Honestly – does your teen text you from inside the house? And if they do – do you text back? What is happening to the art of conversation? Or at least the ability or desire to converse in person?
It’s an interesting phenomenon if you step back and look at it. When cell phones allowed us to go mobile, and speak to whomever whenever we wanted to, Americans thought that was amazing. I called my mom much more often, and it made long commutes in California traffic so much more interesting.
We no longer had to wait by the phone for that special someone to call – whether it was the repairperson or the person we were hoping would fix our relationship status (wait-we didn’t have that term then, either). Cell phones allowed us freedom to communicate all the time.
Then email hit. Suddenly, we didn’t have to wait for business hours to get information-we could ask questions, register complaints or schedule appointments at our convenience. We could break up, make up, or shake up relationships at all hours, and we could do it in the glorious isolation of our homes. No longer could the recipient hear the quiver in our voice, or the howl of pain, or the venom that we felt. All communication was one way, and we had time to think of a witty response.

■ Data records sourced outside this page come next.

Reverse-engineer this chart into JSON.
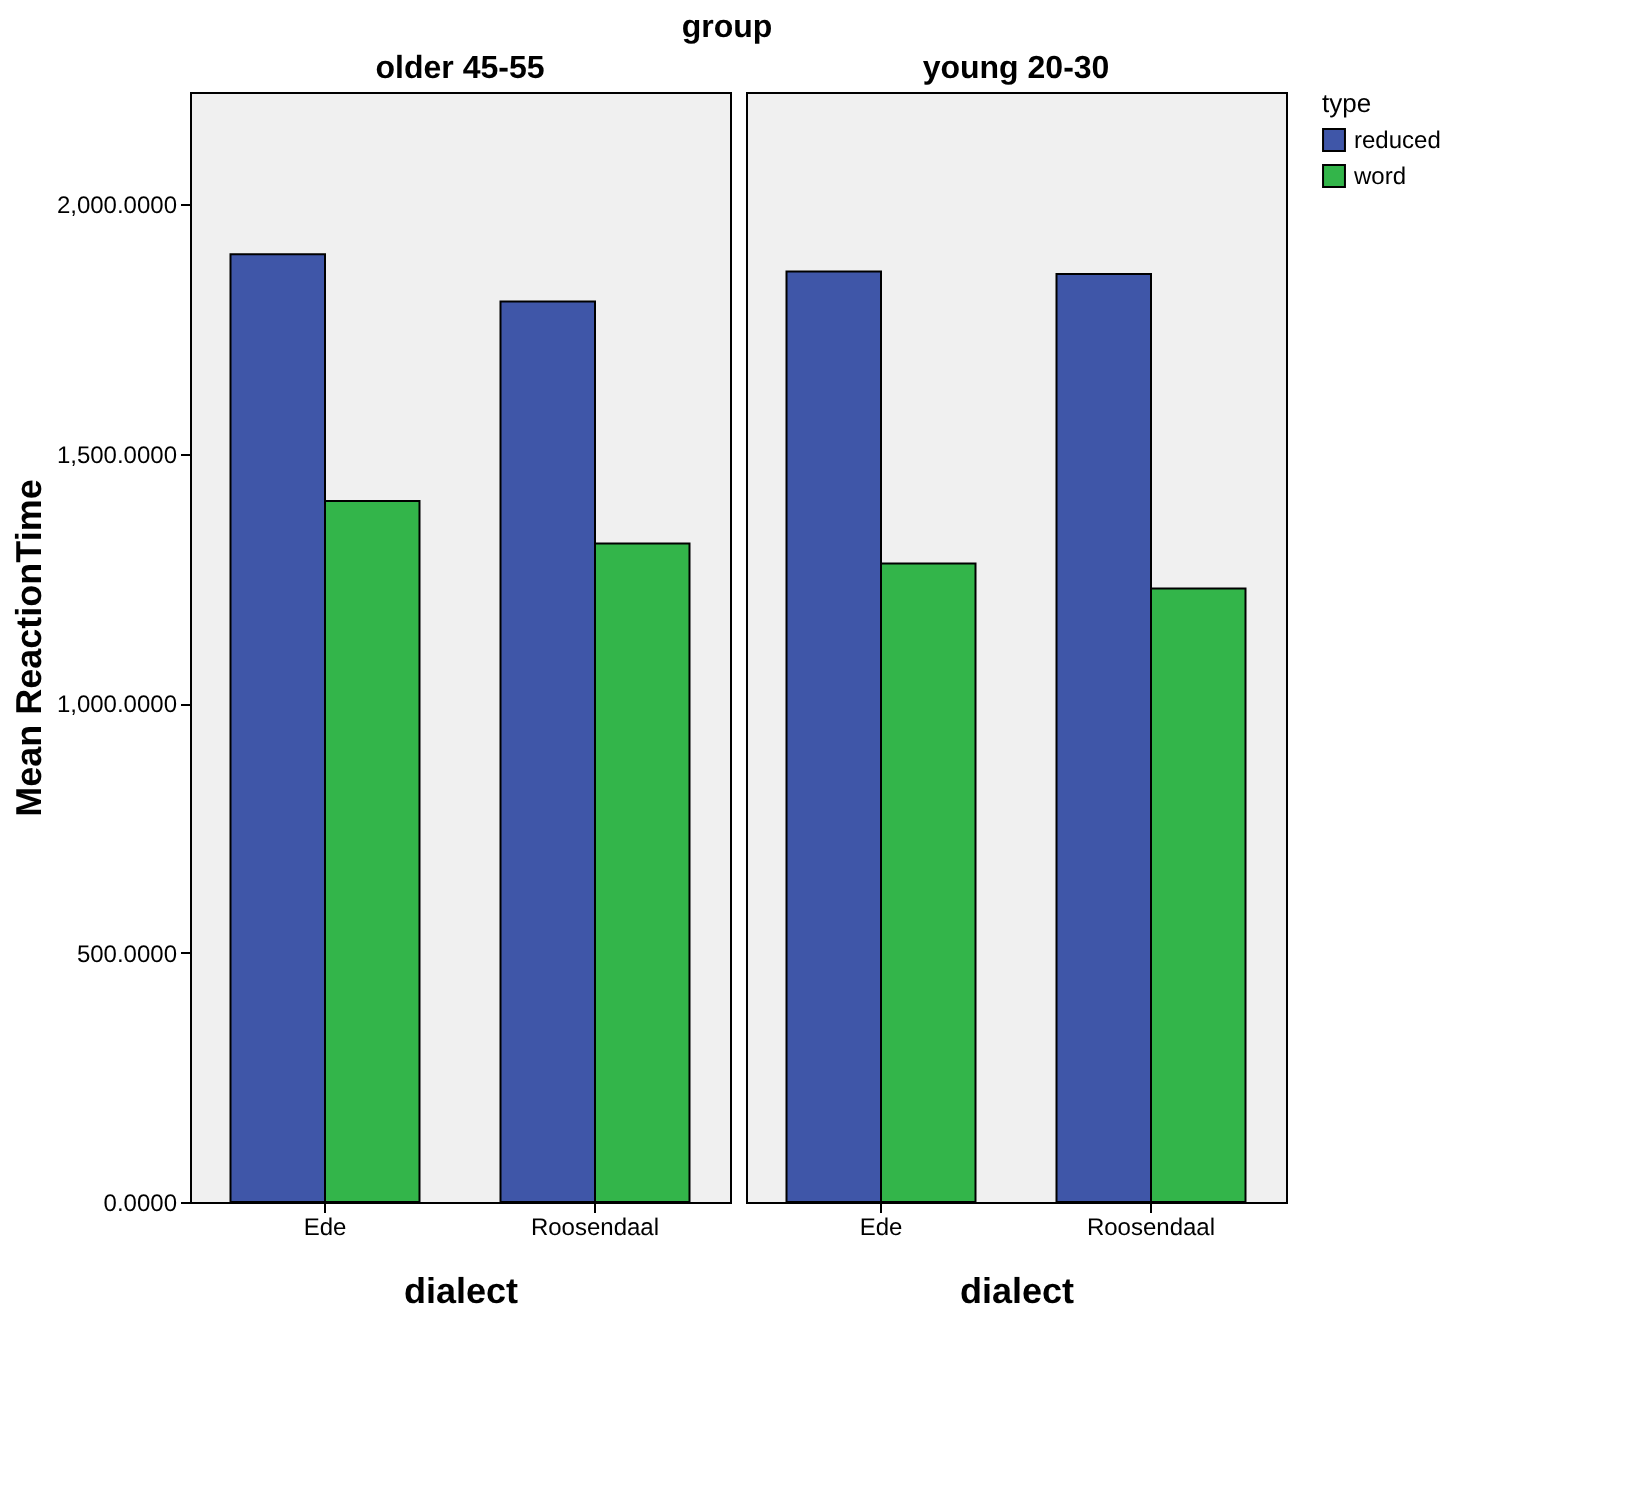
{
  "chart_data": [
    {
      "type": "bar",
      "title": "older 45-55",
      "xlabel": "dialect",
      "ylabel": "Mean ReactionTime",
      "annotations": [
        "group"
      ],
      "categories": [
        "Ede",
        "Roosendaal"
      ],
      "series": [
        {
          "color": "#3f56a8",
          "values": [
            1900,
            1805
          ]
        },
        {
          "color": "#33b54a",
          "values": [
            1405,
            1320
          ]
        }
      ],
      "ylim": [
        0,
        2225
      ],
      "yticks": [
        {
          "value": 0,
          "label": "0.0000"
        },
        {
          "value": 500,
          "label": "500.0000"
        },
        {
          "value": 1000,
          "label": "1,000.0000"
        },
        {
          "value": 1500,
          "label": "1,500.0000"
        },
        {
          "value": 2000,
          "label": "2,000.0000"
        }
      ],
      "grid": false,
      "legend": false
    },
    {
      "type": "bar",
      "title": "young 20-30",
      "xlabel": "dialect",
      "legend_title": "type",
      "categories": [
        "Ede",
        "Roosendaal"
      ],
      "series": [
        {
          "name": "reduced",
          "color": "#3f56a8",
          "values": [
            1865,
            1860
          ]
        },
        {
          "name": "word",
          "color": "#33b54a",
          "values": [
            1280,
            1230
          ]
        }
      ],
      "ylim": [
        0,
        2225
      ],
      "tick_labels": "x",
      "grid": false,
      "legend": "top right"
    }
  ]
}
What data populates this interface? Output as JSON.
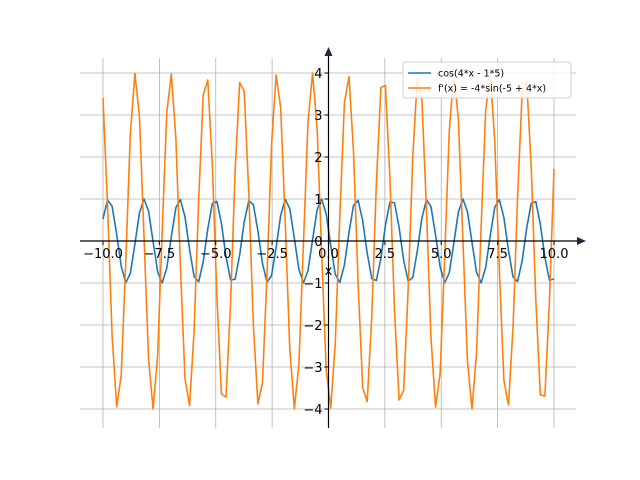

With texting, a hybrid of phone and email caught on quickly with kids, not so fast with adults. I started texting because I wanted to communicate with my daughter, and since she had quickly deemed email too slow, and phone calls were nonexistent, texting was a perfect option to still communicate with her, and no one needed to know she was talking with her mom.
Her texts are often one to four word responses to my questions, but at least she’s answering, right? She texts me where she’s going, who she is with, and when she wants me to remember to deposit her allowance in her checking account. I get a text when she leaves a textbook at home, or after a particularly tough test at school. Just this morning I awoke to a text from my daughter. Away at summer camp, I guess she misses me?
So when she’s in her room and wants to know what’s for dinner, I get a text. I’ll admit-it kind of bugs me. Why can’t she get off her seat and come ask me? Is she really studying that intently, or is Facebook that alluring? Or am I just being old fashioned? Is this the way my grandparents felt when my mom stopped writing them letters from camp and called instead?
I’m beginning to think it’s a losing battle--texting is here to stay. And I’ll secretly admit it--I occasionally enjoy texting her from upstairs to remind her to do her chores.